The belief that one great man is essential to the success of an enterprise might seem as Victorian as the Gladstonian Liberalism that Laws was seen to represent. But he really was the lynchpin of this government. George Osborne believed that a Lib Dem Chief Secretary was essential so that both sides were bound into the cuts that will be necessary to bring down the deficit. In the coalition negotiations, Osborne pushed hard for a Lib Dem to take on this role. Laws was uniquely well-suited to the task. Not only did he have a fluency with numbers, but he also believed that the biggest challenge for the Liberal Democrats was to prove that they were capable of taking tough decisions. There was no danger that the Liberal Democrat Chief Secretary would act as a brake on deficit reduction. When officials mentioned to Laws that borrowing was lower than expected and tax revenues higher, he didn’t treat this as an opportunity to go slow on cuts.
He also reassured Tory MPs. Many of them worried that the coalition meant the Tory party was in office but not in power. But Laws’s readiness to make cuts and defend them against all comers was persuading many of them of the benefits of coalition. On Thursday night, one senior Tory backbencher told me that Laws’s performance so far had made him rethink his view that minority government would have been better than coalition.

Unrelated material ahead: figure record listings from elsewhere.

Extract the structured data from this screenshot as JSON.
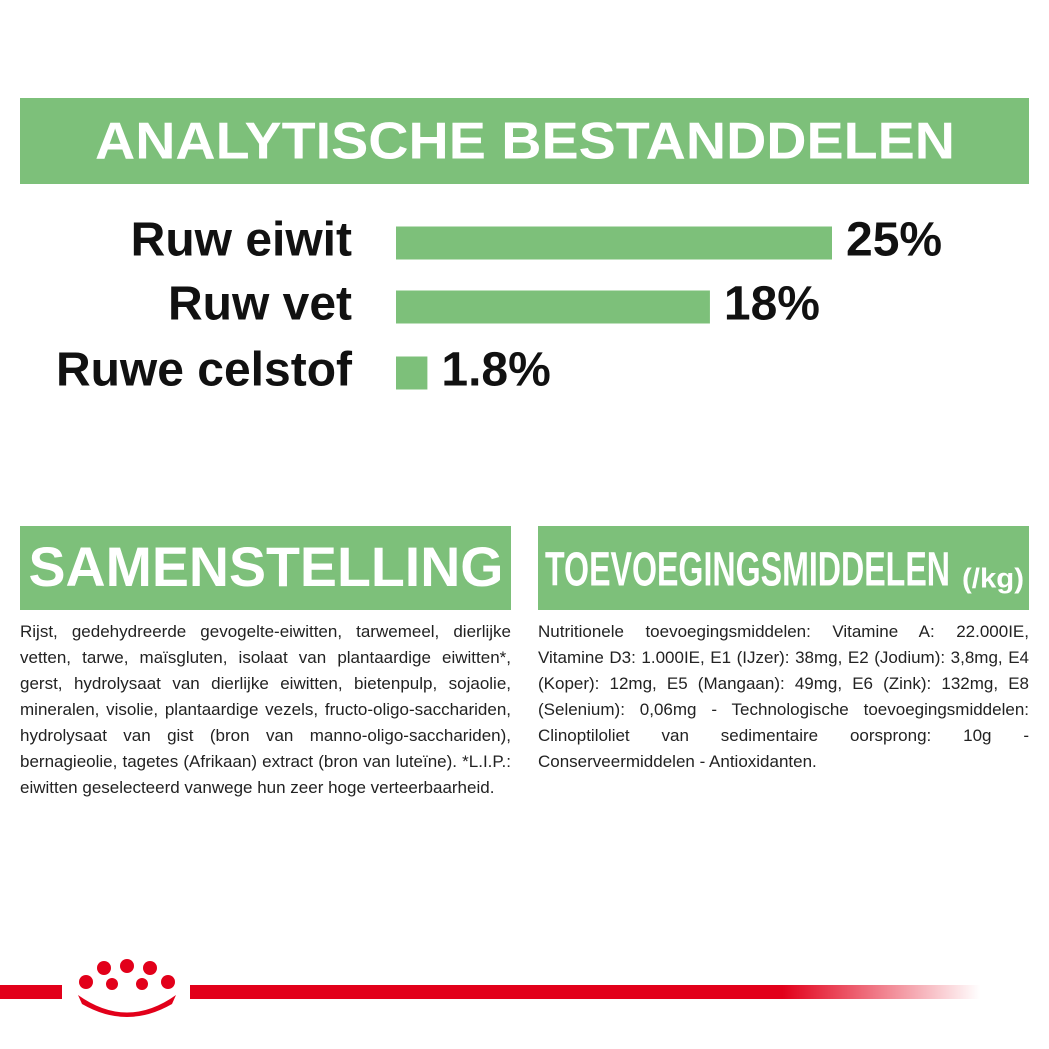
{
  "chart_data": {
    "type": "bar",
    "title": "ANALYTISCHE BESTANDDELEN",
    "categories": [
      "Ruw eiwit",
      "Ruw vet",
      "Ruwe celstof"
    ],
    "values": [
      25,
      18,
      1.8
    ],
    "value_labels": [
      "25%",
      "18%",
      "1.8%"
    ],
    "color": "#7dc07a"
  },
  "composition": {
    "title": "SAMENSTELLING",
    "text": "Rijst, gedehydreerde gevogelte-eiwitten, tarwemeel, dierlijke vetten, tarwe, maïsgluten, isolaat van plantaardige eiwitten*, gerst, hydrolysaat van dierlijke eiwitten, bietenpulp, sojaolie, mineralen, visolie, plantaardige vezels, fructo-oligo-sacchariden, hydrolysaat van gist (bron van manno-oligo-sacchariden), bernagieolie, tagetes (Afrikaan) extract (bron van luteïne).",
    "note": "*L.I.P.: eiwitten geselecteerd vanwege hun zeer hoge verteerbaarheid."
  },
  "additives": {
    "title": "TOEVOEGINGSMIDDELEN",
    "unit": "(/kg)",
    "text": "Nutritionele toevoegingsmiddelen: Vitamine A: 22.000IE, Vitamine D3: 1.000IE, E1 (IJzer): 38mg, E2 (Jodium): 3,8mg, E4 (Koper): 12mg, E5 (Mangaan): 49mg, E6 (Zink): 132mg, E8 (Selenium): 0,06mg - Technologische toevoegingsmiddelen: Clinoptiloliet van sedimentaire oorsprong: 10g - Conserveermiddelen - Antioxidanten."
  }
}
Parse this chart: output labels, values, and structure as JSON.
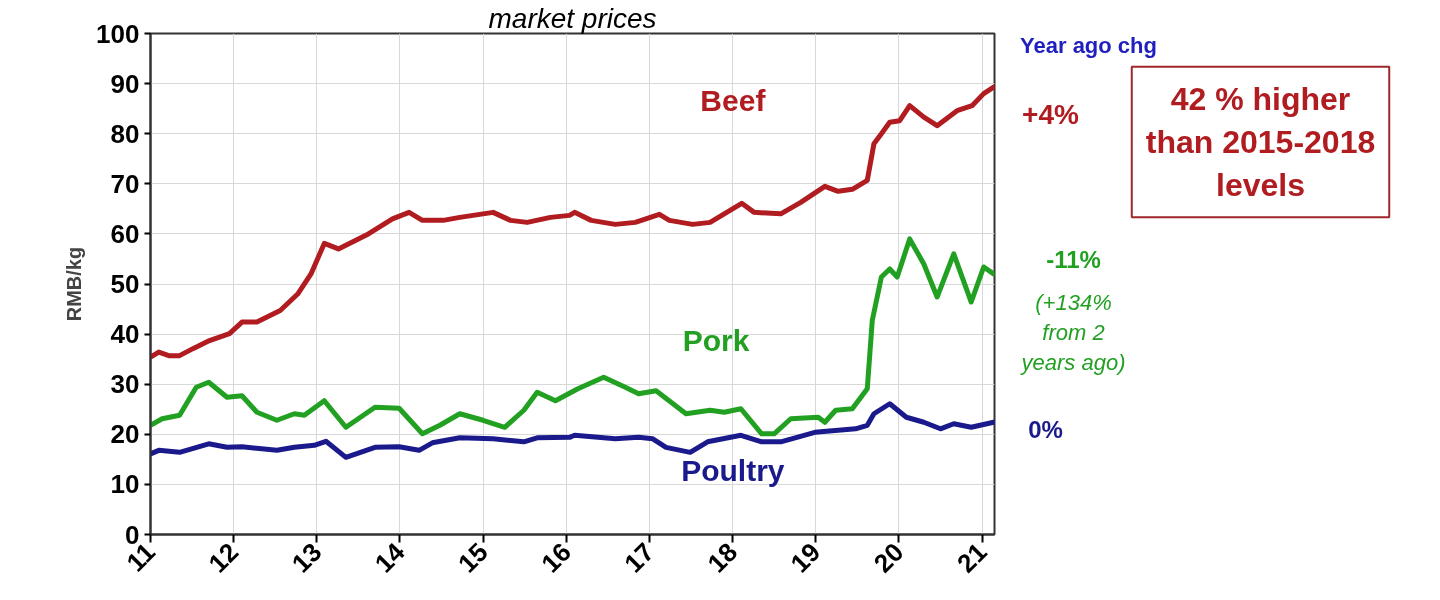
{
  "chart_data": {
    "type": "line",
    "title": "market prices",
    "ylabel": "RMB/kg",
    "xlim": [
      2011,
      2021.15
    ],
    "ylim": [
      0,
      100
    ],
    "xticks": [
      {
        "value": 2011,
        "label": "11"
      },
      {
        "value": 2012,
        "label": "12"
      },
      {
        "value": 2013,
        "label": "13"
      },
      {
        "value": 2014,
        "label": "14"
      },
      {
        "value": 2015,
        "label": "15"
      },
      {
        "value": 2016,
        "label": "16"
      },
      {
        "value": 2017,
        "label": "17"
      },
      {
        "value": 2018,
        "label": "18"
      },
      {
        "value": 2019,
        "label": "19"
      },
      {
        "value": 2020,
        "label": "20"
      },
      {
        "value": 2021,
        "label": "21"
      }
    ],
    "yticks": [
      0,
      10,
      20,
      30,
      40,
      50,
      60,
      70,
      80,
      90,
      100
    ],
    "grid": true,
    "marker": "none",
    "line_style": "solid",
    "series": [
      {
        "name": "Beef",
        "color": "#b01c20",
        "x": [
          2011.0,
          2011.1,
          2011.22,
          2011.35,
          2011.51,
          2011.71,
          2011.95,
          2012.1,
          2012.28,
          2012.56,
          2012.77,
          2012.93,
          2013.09,
          2013.26,
          2013.62,
          2013.91,
          2014.11,
          2014.27,
          2014.52,
          2014.72,
          2015.0,
          2015.12,
          2015.33,
          2015.53,
          2015.81,
          2016.04,
          2016.1,
          2016.3,
          2016.59,
          2016.83,
          2017.12,
          2017.24,
          2017.52,
          2017.73,
          2017.97,
          2018.11,
          2018.26,
          2018.58,
          2018.82,
          2019.11,
          2019.27,
          2019.44,
          2019.62,
          2019.7,
          2019.79,
          2019.89,
          2020.01,
          2020.13,
          2020.3,
          2020.46,
          2020.7,
          2020.88,
          2021.02,
          2021.14
        ],
        "values": [
          35.4,
          36.4,
          35.7,
          35.7,
          37.1,
          38.7,
          40.1,
          42.4,
          42.4,
          44.7,
          48.0,
          52.0,
          58.1,
          57.0,
          60.0,
          63.0,
          64.3,
          62.7,
          62.7,
          63.3,
          64.0,
          64.3,
          62.7,
          62.3,
          63.3,
          63.7,
          64.3,
          62.7,
          61.9,
          62.3,
          63.9,
          62.7,
          61.9,
          62.3,
          64.7,
          66.1,
          64.3,
          64.0,
          66.3,
          69.5,
          68.5,
          68.9,
          70.7,
          78.0,
          80.0,
          82.3,
          82.6,
          85.6,
          83.3,
          81.6,
          84.6,
          85.6,
          88.0,
          89.3
        ]
      },
      {
        "name": "Pork",
        "color": "#22a022",
        "x": [
          2011.0,
          2011.14,
          2011.35,
          2011.55,
          2011.7,
          2011.92,
          2012.1,
          2012.28,
          2012.52,
          2012.73,
          2012.85,
          2013.09,
          2013.35,
          2013.7,
          2013.99,
          2014.27,
          2014.48,
          2014.72,
          2015.0,
          2015.26,
          2015.49,
          2015.65,
          2015.87,
          2016.14,
          2016.45,
          2016.71,
          2016.87,
          2017.08,
          2017.44,
          2017.73,
          2017.9,
          2018.1,
          2018.35,
          2018.5,
          2018.7,
          2019.03,
          2019.11,
          2019.24,
          2019.44,
          2019.62,
          2019.68,
          2019.79,
          2019.89,
          2019.98,
          2020.13,
          2020.3,
          2020.46,
          2020.66,
          2020.87,
          2021.02,
          2021.14
        ],
        "values": [
          21.8,
          23.1,
          23.8,
          29.4,
          30.4,
          27.4,
          27.7,
          24.4,
          22.8,
          24.1,
          23.8,
          26.7,
          21.4,
          25.4,
          25.2,
          20.1,
          21.8,
          24.1,
          22.8,
          21.4,
          24.8,
          28.4,
          26.7,
          29.1,
          31.4,
          29.4,
          28.1,
          28.7,
          24.1,
          24.8,
          24.4,
          25.1,
          20.1,
          20.1,
          23.1,
          23.4,
          22.4,
          24.8,
          25.1,
          29.1,
          42.7,
          51.4,
          53.0,
          51.4,
          59.0,
          54.0,
          47.4,
          56.0,
          46.4,
          53.4,
          52.0
        ]
      },
      {
        "name": "Poultry",
        "color": "#1a1a8c",
        "x": [
          2011.0,
          2011.1,
          2011.35,
          2011.7,
          2011.92,
          2012.1,
          2012.52,
          2012.73,
          2012.97,
          2013.11,
          2013.35,
          2013.7,
          2013.99,
          2014.23,
          2014.39,
          2014.72,
          2015.12,
          2015.49,
          2015.65,
          2016.04,
          2016.1,
          2016.59,
          2016.87,
          2017.04,
          2017.2,
          2017.49,
          2017.7,
          2018.1,
          2018.35,
          2018.58,
          2018.99,
          2019.48,
          2019.62,
          2019.7,
          2019.89,
          2020.09,
          2020.3,
          2020.5,
          2020.66,
          2020.87,
          2021.14
        ],
        "values": [
          16.1,
          16.8,
          16.4,
          18.1,
          17.4,
          17.5,
          16.8,
          17.4,
          17.8,
          18.6,
          15.4,
          17.4,
          17.5,
          16.8,
          18.3,
          19.3,
          19.1,
          18.5,
          19.3,
          19.4,
          19.8,
          19.1,
          19.4,
          19.1,
          17.4,
          16.4,
          18.5,
          19.8,
          18.5,
          18.5,
          20.4,
          21.1,
          21.8,
          24.1,
          26.1,
          23.4,
          22.4,
          21.1,
          22.1,
          21.4,
          22.4
        ]
      }
    ],
    "annotations": [
      "Year ago chg",
      "+4%",
      "42 % higher\nthan 2015-2018\nlevels",
      "-11%",
      "(+134%\nfrom 2\nyears ago)",
      "0%"
    ]
  }
}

Crucially, Laws was also shifting the Liberal Democrats towards a more market-liberal position; making them more natural allies for the Conservatives. Up until the election, Vince Cable had sole dominion over Lib Dem economic policy. But since 7 May, Laws had been usurping him. Laws had persuaded the Lib Dem negotiating team — which did not include Cable — to demand that Labour agree to immediate cuts as a condition of coalition, reversing one of Cable’s signature policies.
As Chief Secretary, Laws was defining what was and what was not acceptable to his party. If things had carried on as they were, Laws would have been the man dictating the economics section of the next Lib Dem manifesto. Any economic policy devised by Laws would have been essentially compatible with the Tory one, as both would be based on the principles of market liberalism. With Laws gone, one cannot be certain of this. A Cable- or Huhne-inspired economic policy would differ far more fundamentally from Tory thinking.
There is, though, another argument: that the experience of losing Laws has brought the coalition parties closer together. As one Tory Cabinet minister put it to me, ‘families come together through bereavements’. The experience of Tories and Lib Dems standing side by side to try to defend Laws has bolstered the relationships between Tory and Lib Dem ministers and staff.
This fits a pattern, that the adversarial nature of British politics is driving the coalition partners closer together rather than apart. They are bonding under fire.